Sometimes, I think traditions can be like this. Maybe they started out innocuous enough, but they evolve into On Thanksgiving, we eat turkey.

This latent expectation might not seem like a big deal, but its burden can carry a long shadow. In the case of Thanksgiving, turkeys are bulky, costly, and challenging to prepare. Turkeys — along with the rest of the holiday’s staples — fail to cater to the needs of those with dietary restrictions. And the entire idea of a feast can be cumbersome to those without large living spaces or families.

It’s no wonder that the joyful anticipation of holidays like Thanksgiving is all too often supplanted by feelings of dread. Our pursuit of a shared experience comes with strings attached.

But it doesn’t need to.


As we head into another holiday season, something has changed.

That something is us.

Living through the horrors of a global pandemic, the gut-punch of an economic recession, and the social unrest of a society in transition has not been a pleasant experience. But it has been an enlightening one.

Throughout all the turmoil, we’ve been forced to reassess what we’ve taken as gospel. Some traditions, customs, and norms that were once non-negotiable are now anything but.

Thanksgiving dinner can be one of those traditions.

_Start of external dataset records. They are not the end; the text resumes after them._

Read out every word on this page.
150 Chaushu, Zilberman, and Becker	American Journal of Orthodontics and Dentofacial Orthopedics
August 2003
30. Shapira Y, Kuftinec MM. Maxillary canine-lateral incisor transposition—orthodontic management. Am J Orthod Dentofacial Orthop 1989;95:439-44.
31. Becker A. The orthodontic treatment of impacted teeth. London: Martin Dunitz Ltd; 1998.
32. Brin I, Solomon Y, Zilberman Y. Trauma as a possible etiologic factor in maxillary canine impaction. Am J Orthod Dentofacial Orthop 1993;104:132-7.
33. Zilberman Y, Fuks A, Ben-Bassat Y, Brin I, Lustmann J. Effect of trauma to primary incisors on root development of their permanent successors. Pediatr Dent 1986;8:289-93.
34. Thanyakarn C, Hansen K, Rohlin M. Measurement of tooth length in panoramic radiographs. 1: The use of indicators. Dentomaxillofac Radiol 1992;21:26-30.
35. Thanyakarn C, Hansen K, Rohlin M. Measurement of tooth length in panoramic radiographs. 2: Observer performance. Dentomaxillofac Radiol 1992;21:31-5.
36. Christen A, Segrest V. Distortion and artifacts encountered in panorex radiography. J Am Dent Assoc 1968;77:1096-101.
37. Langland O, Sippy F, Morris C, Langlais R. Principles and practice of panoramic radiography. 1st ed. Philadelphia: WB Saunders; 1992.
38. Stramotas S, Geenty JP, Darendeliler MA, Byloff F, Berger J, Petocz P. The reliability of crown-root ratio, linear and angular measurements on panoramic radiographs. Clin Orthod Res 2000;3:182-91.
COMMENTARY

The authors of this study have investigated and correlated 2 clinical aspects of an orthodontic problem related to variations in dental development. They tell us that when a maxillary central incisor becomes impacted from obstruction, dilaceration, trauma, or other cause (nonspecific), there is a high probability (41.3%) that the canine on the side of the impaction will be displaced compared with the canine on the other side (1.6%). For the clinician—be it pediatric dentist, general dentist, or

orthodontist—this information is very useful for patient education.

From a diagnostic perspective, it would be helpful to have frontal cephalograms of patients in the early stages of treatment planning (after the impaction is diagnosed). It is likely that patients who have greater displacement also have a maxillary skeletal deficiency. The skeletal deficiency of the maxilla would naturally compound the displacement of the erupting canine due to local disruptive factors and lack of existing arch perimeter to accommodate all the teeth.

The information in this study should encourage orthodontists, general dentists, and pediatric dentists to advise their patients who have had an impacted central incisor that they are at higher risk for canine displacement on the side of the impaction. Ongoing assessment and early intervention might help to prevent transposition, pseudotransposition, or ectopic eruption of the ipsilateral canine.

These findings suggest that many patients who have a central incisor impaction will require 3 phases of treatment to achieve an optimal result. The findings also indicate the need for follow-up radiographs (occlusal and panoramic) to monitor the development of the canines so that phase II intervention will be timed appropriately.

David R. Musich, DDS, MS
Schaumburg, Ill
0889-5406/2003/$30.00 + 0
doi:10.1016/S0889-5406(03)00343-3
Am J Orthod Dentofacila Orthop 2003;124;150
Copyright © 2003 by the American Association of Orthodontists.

Yes, we should still gather to celebrate. But maybe we can do so in our own way, and on our own terms.

That could mean Thanksgiving without a predefined menu of sides. That could mean Thanksgiving without a massive guest list. And that could even mean Thanksgiving without turkey.

Indeed, as I write this, I’m preparing for a Thanksgiving feast with all these adaptations. It will be a smaller, more intimate gathering, devoid of an excess of side dishes. And instead of a large turkey —or my brisket — there will be a beef roast.

The burden of old traditions has been lifted. And I couldn’t be more thankful for that.